We previously screened a library of siRNAs against human phosphatases for their effects on NFAT5 transcriptional activity using human embryonic kidney (HEK) 293 cells that stably express a luciferase reporter containing the NFAT5 ORE (41). We found that siRNA knockdown of PTG increases NFAT5 transcriptional activity (41). In the present studies, our attempts to measure the extent to which the PTG siRNAs reduce PTG protein abundance were unsuccessful since none of four different commercially available anti-PTG antibodies worked satisfactorily in our hands. Nevertheless, effectiveness of the knockdown is confirmed by ∼80% reduction of PTG mRNA (Fig. 1A). PTG siRNAs significantly increase high NaCl-induced NFAT5 transcriptional activity (Fig. 1B). As a control, the siRNAs have no significant effect on the activity using an ORE reporter in which the ORE elements are mutated to prevent NFAT5 binding (Fig. 1C). As an additional test, we transiently overexpressed PTG-V5 together with ORE-X luciferase reporter of NFAT5 activity and find that overexpression of PTG reduces high NaCl-induced NFAT5 transcriptional activity (Fig. 1D). We conclude that PTG contributes to regulation of NFAT5 transcriptional activity.

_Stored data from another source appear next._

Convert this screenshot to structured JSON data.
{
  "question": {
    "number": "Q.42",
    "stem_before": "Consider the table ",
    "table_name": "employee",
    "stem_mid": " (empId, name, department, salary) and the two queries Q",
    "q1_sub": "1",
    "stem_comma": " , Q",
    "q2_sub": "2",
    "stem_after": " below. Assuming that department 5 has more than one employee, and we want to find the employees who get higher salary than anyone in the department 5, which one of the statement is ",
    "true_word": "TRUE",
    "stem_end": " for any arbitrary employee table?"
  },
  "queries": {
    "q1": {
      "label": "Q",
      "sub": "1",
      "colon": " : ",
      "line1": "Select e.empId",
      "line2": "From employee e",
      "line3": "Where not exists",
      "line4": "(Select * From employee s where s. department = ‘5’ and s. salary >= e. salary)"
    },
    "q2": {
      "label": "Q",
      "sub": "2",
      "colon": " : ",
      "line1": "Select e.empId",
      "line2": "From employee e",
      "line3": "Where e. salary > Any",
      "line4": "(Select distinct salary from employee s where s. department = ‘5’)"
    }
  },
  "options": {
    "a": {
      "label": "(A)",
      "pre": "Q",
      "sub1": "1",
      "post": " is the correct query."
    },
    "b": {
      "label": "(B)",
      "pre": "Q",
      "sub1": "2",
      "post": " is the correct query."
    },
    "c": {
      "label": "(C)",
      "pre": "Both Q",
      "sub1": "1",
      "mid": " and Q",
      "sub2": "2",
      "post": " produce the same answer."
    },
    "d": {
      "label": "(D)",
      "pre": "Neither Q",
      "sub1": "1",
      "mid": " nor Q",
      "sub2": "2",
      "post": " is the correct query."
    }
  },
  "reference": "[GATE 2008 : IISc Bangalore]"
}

Effect of PTG on expression of AR and BGT1 mRNAs.
Aldose reductase (AR) and betaine/GABA transporter 1 (BGT1) are transcriptional targets of NFAT5 responsible for accumulation of sorbitol and betaine (3). We find that PTG siRNAs significantly increase AR and BGT1 mRNA expression at both 290 and 500 mosM (Fig. 1, E and F), confirming that PTG regulates NFAT5 activity.
Effects of PTG on high NaCl-induced NFAT5 nuclear localization, transactivating activity, and protein abundance.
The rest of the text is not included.